Na pierwszy rzut „mid range” z kolekcji Bianchi… w pierwszej chwili pomyślałem, że to górna półka... duży plus dla Makaronów, że nawet rowery niższe rangą robią takie wrażenie... trochę Deore w miksie z SLX, RS Tora i… karbonowa rama! I to wszystko za 6500 PLN!
Karbonowa rodzina Eastona z serii EC90 - korby 660g (z suportem) za około 2100 PLN i koła od niskich po deep section na każde warunki.
Włoska robota – BASSO Diamante. Piękna rama ważąca 900g w rozmiarze L, Campa SuperRecord i komponenty MicroTech. Wszystko idealnie spasowane. Cena ponad 20 000 PLN…
CUBE do perfekcji opanował kolorystyczne „ubieranie” sprzętu, nawet Syntace czy Magura robią wersje specjalnie pod ich kolekcje.
Za jedyne 395 funtów można mieć takie cacka. W Londynie wielką popularnością cieszą się takie sprzęty - ciężkie, toporne, nie skręcają, nie hamują… ale ten look! :)
Temat każdemu znany i od kilku sezonów nie zmieniany. Mayo jeździł, Absalon jeździ i wielu innych chętnych się znajdzie.

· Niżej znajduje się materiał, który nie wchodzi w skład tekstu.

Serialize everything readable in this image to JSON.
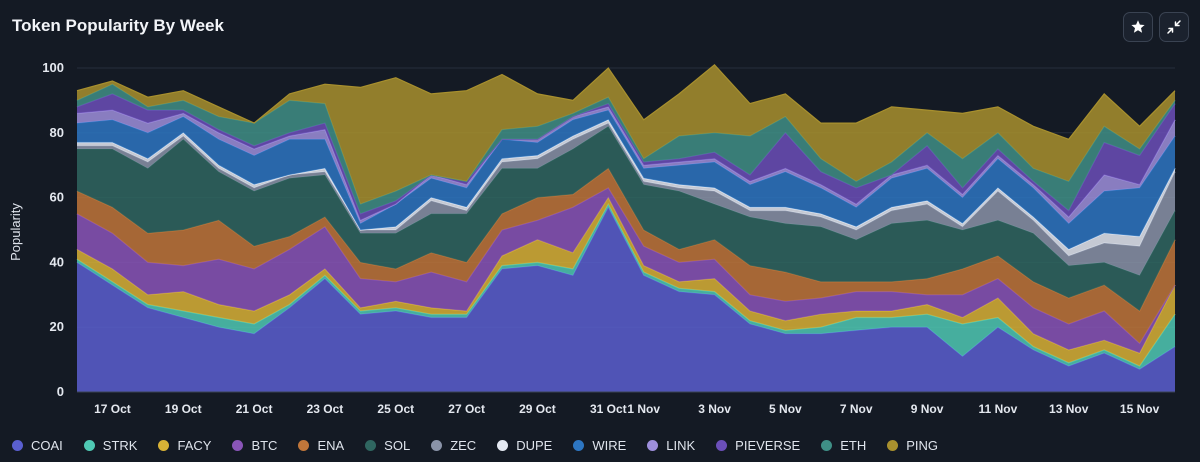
{
  "header": {
    "title": "Token Popularity By Week",
    "star_icon": "star-icon",
    "collapse_icon": "collapse-icon"
  },
  "chart_data": {
    "type": "area",
    "stacked": true,
    "title": "Token Popularity By Week",
    "xlabel": "",
    "ylabel": "Popularity",
    "ylim": [
      0,
      100
    ],
    "yticks": [
      0,
      20,
      40,
      60,
      80,
      100
    ],
    "grid": true,
    "legend_position": "bottom",
    "x": [
      "16 Oct",
      "17 Oct",
      "18 Oct",
      "19 Oct",
      "20 Oct",
      "21 Oct",
      "22 Oct",
      "23 Oct",
      "24 Oct",
      "25 Oct",
      "26 Oct",
      "27 Oct",
      "28 Oct",
      "29 Oct",
      "30 Oct",
      "31 Oct",
      "1 Nov",
      "2 Nov",
      "3 Nov",
      "4 Nov",
      "5 Nov",
      "6 Nov",
      "7 Nov",
      "8 Nov",
      "9 Nov",
      "10 Nov",
      "11 Nov",
      "12 Nov",
      "13 Nov",
      "14 Nov",
      "15 Nov",
      "16 Nov"
    ],
    "xtick_labels": [
      "17 Oct",
      "19 Oct",
      "21 Oct",
      "23 Oct",
      "25 Oct",
      "27 Oct",
      "29 Oct",
      "31 Oct",
      "1 Nov",
      "3 Nov",
      "5 Nov",
      "7 Nov",
      "9 Nov",
      "11 Nov",
      "13 Nov",
      "15 Nov"
    ],
    "series": [
      {
        "name": "COAI",
        "color": "#5a5fd0",
        "values": [
          40,
          33,
          26,
          23,
          20,
          18,
          26,
          35,
          24,
          25,
          23,
          23,
          38,
          39,
          36,
          57,
          36,
          31,
          30,
          21,
          18,
          18,
          19,
          20,
          20,
          11,
          20,
          13,
          8,
          12,
          7,
          14
        ]
      },
      {
        "name": "STRK",
        "color": "#4fc9b4",
        "values": [
          1,
          1,
          1,
          2,
          3,
          3,
          1,
          1,
          1,
          1,
          1,
          1,
          1,
          1,
          2,
          1,
          1,
          1,
          1,
          1,
          1,
          2,
          4,
          3,
          4,
          10,
          3,
          1,
          1,
          1,
          1,
          10
        ]
      },
      {
        "name": "FACY",
        "color": "#d8b236",
        "values": [
          3,
          4,
          3,
          6,
          4,
          4,
          3,
          2,
          1,
          2,
          2,
          1,
          3,
          7,
          5,
          2,
          2,
          2,
          4,
          3,
          3,
          4,
          2,
          2,
          3,
          2,
          6,
          4,
          4,
          3,
          4,
          9
        ]
      },
      {
        "name": "BTC",
        "color": "#8a55b8",
        "values": [
          11,
          11,
          10,
          8,
          14,
          13,
          14,
          13,
          9,
          6,
          11,
          9,
          8,
          6,
          14,
          3,
          6,
          6,
          6,
          5,
          6,
          5,
          6,
          6,
          3,
          7,
          6,
          8,
          8,
          9,
          3,
          0
        ]
      },
      {
        "name": "ENA",
        "color": "#c0763a",
        "values": [
          7,
          8,
          9,
          11,
          12,
          7,
          4,
          3,
          5,
          4,
          6,
          6,
          5,
          7,
          4,
          6,
          5,
          4,
          6,
          9,
          9,
          5,
          3,
          3,
          5,
          8,
          7,
          8,
          8,
          8,
          10,
          14
        ]
      },
      {
        "name": "SOL",
        "color": "#2f6660",
        "values": [
          13,
          18,
          20,
          28,
          15,
          17,
          18,
          13,
          9,
          11,
          12,
          15,
          14,
          9,
          14,
          13,
          14,
          18,
          11,
          15,
          15,
          17,
          13,
          18,
          18,
          12,
          11,
          15,
          10,
          7,
          11,
          9
        ]
      },
      {
        "name": "ZEC",
        "color": "#8a93a8",
        "values": [
          1,
          1,
          2,
          1,
          1,
          1,
          1,
          1,
          1,
          1,
          4,
          1,
          2,
          3,
          3,
          1,
          1,
          1,
          4,
          2,
          4,
          3,
          3,
          4,
          5,
          1,
          9,
          4,
          3,
          6,
          9,
          12
        ]
      },
      {
        "name": "DUPE",
        "color": "#e4e9f2",
        "values": [
          1,
          1,
          1,
          1,
          1,
          1,
          0,
          1,
          0,
          1,
          1,
          1,
          1,
          1,
          1,
          1,
          1,
          1,
          1,
          1,
          1,
          1,
          1,
          1,
          1,
          1,
          1,
          1,
          2,
          3,
          3,
          1
        ]
      },
      {
        "name": "WIRE",
        "color": "#2d76c2",
        "values": [
          6,
          7,
          8,
          5,
          8,
          9,
          11,
          9,
          2,
          7,
          6,
          6,
          6,
          4,
          5,
          3,
          3,
          6,
          8,
          7,
          11,
          8,
          6,
          9,
          10,
          8,
          9,
          9,
          8,
          13,
          15,
          10
        ]
      },
      {
        "name": "LINK",
        "color": "#9e8fdc",
        "values": [
          3,
          3,
          3,
          1,
          2,
          2,
          1,
          3,
          1,
          0,
          1,
          1,
          0,
          1,
          1,
          1,
          1,
          1,
          1,
          1,
          1,
          1,
          1,
          1,
          1,
          1,
          1,
          1,
          2,
          5,
          1,
          5
        ]
      },
      {
        "name": "PIEVERSE",
        "color": "#6b4fb9",
        "values": [
          2,
          5,
          4,
          1,
          1,
          1,
          1,
          2,
          2,
          1,
          0,
          1,
          0,
          0,
          0,
          1,
          1,
          1,
          2,
          2,
          11,
          4,
          5,
          0,
          6,
          2,
          2,
          1,
          2,
          10,
          9,
          5
        ]
      },
      {
        "name": "ETH",
        "color": "#3f8f86",
        "values": [
          2,
          3,
          1,
          3,
          4,
          7,
          10,
          6,
          3,
          3,
          0,
          0,
          3,
          4,
          1,
          2,
          1,
          7,
          6,
          12,
          5,
          4,
          2,
          4,
          4,
          9,
          5,
          4,
          9,
          5,
          2,
          1
        ]
      },
      {
        "name": "PING",
        "color": "#a8902e",
        "values": [
          3,
          1,
          3,
          3,
          3,
          0,
          2,
          6,
          36,
          35,
          25,
          28,
          17,
          10,
          4,
          9,
          12,
          13,
          21,
          10,
          7,
          11,
          18,
          17,
          7,
          14,
          8,
          13,
          13,
          10,
          7,
          3
        ]
      }
    ]
  }
}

Duńska Principia wychodzi naprzeciw masie londyńskich „fixowców”. Minimalistyczny Evolution na ostrym kole. Pokłony dla kurierów na ostrym, którzy poruszają się w centrum Londynu…
Każdy Włoch ma w kolekcji retro bike’a na ostrym kole. Dla mnie bomba! Do tego sprzętu konieczne jest posiadanie retro stroju – wełniany trykot, przykrótkie spodenki z irchą oraz ręcznie robione buty (niestety nie pamiętam producenta).
Dla fanów XC - rower Paulissena – trochę XX, Mavic SLR i FSA. Cannondale również przeżywa kryzys, co ewidentnie objawia się nędznymi naklejkami na ramie rodem z Tesco!
Nowa rama Treka na 2010 – 2999 GBP…
Zgrupowania zimowe w ciepłych krajach tak samo jak pękające ramy podczas lotu są na porządku dziennym. BikeBox za 399 funtów przybywa z pomocą. Lekkie, „poręczne” i pod łóżko się zmieści :)
Nie można zaprzeczyć, że Niemcy bardzo wyrobili się w produkcji rowerów w ostatniej dekadzie. Nowy full Focusa do XC jest tego najlepszym przykładem.
A teraz… mój przyszły zakup! Najnowszy Battaglin C13 prosto z małej fabryczki na północy Włoch. Najnowsza technologia, BB30, masa ramy poniżej 950g i barwy narodowe! Poczekam na przecenę... model na SuperRecordzie za „jedyne” 4400 GBP...
Sprzęt „Huszofta” – tegorocznego zdobywcy zielonej koszulki z TdF.
Rodzina Ultimate z kolekcji Mavic. Każdy model sam garnie się do jazdy. Na pierwszy rzut widać duży postęp w stosunku do 2009, szczególnie w SLR. Natomiast R-SYS Ultimate waży NIC! A z definicji NIC to pół litra na dwóch :)
Na koniec odrobina prywaty… :) i jedyny polski akcent na tych targach.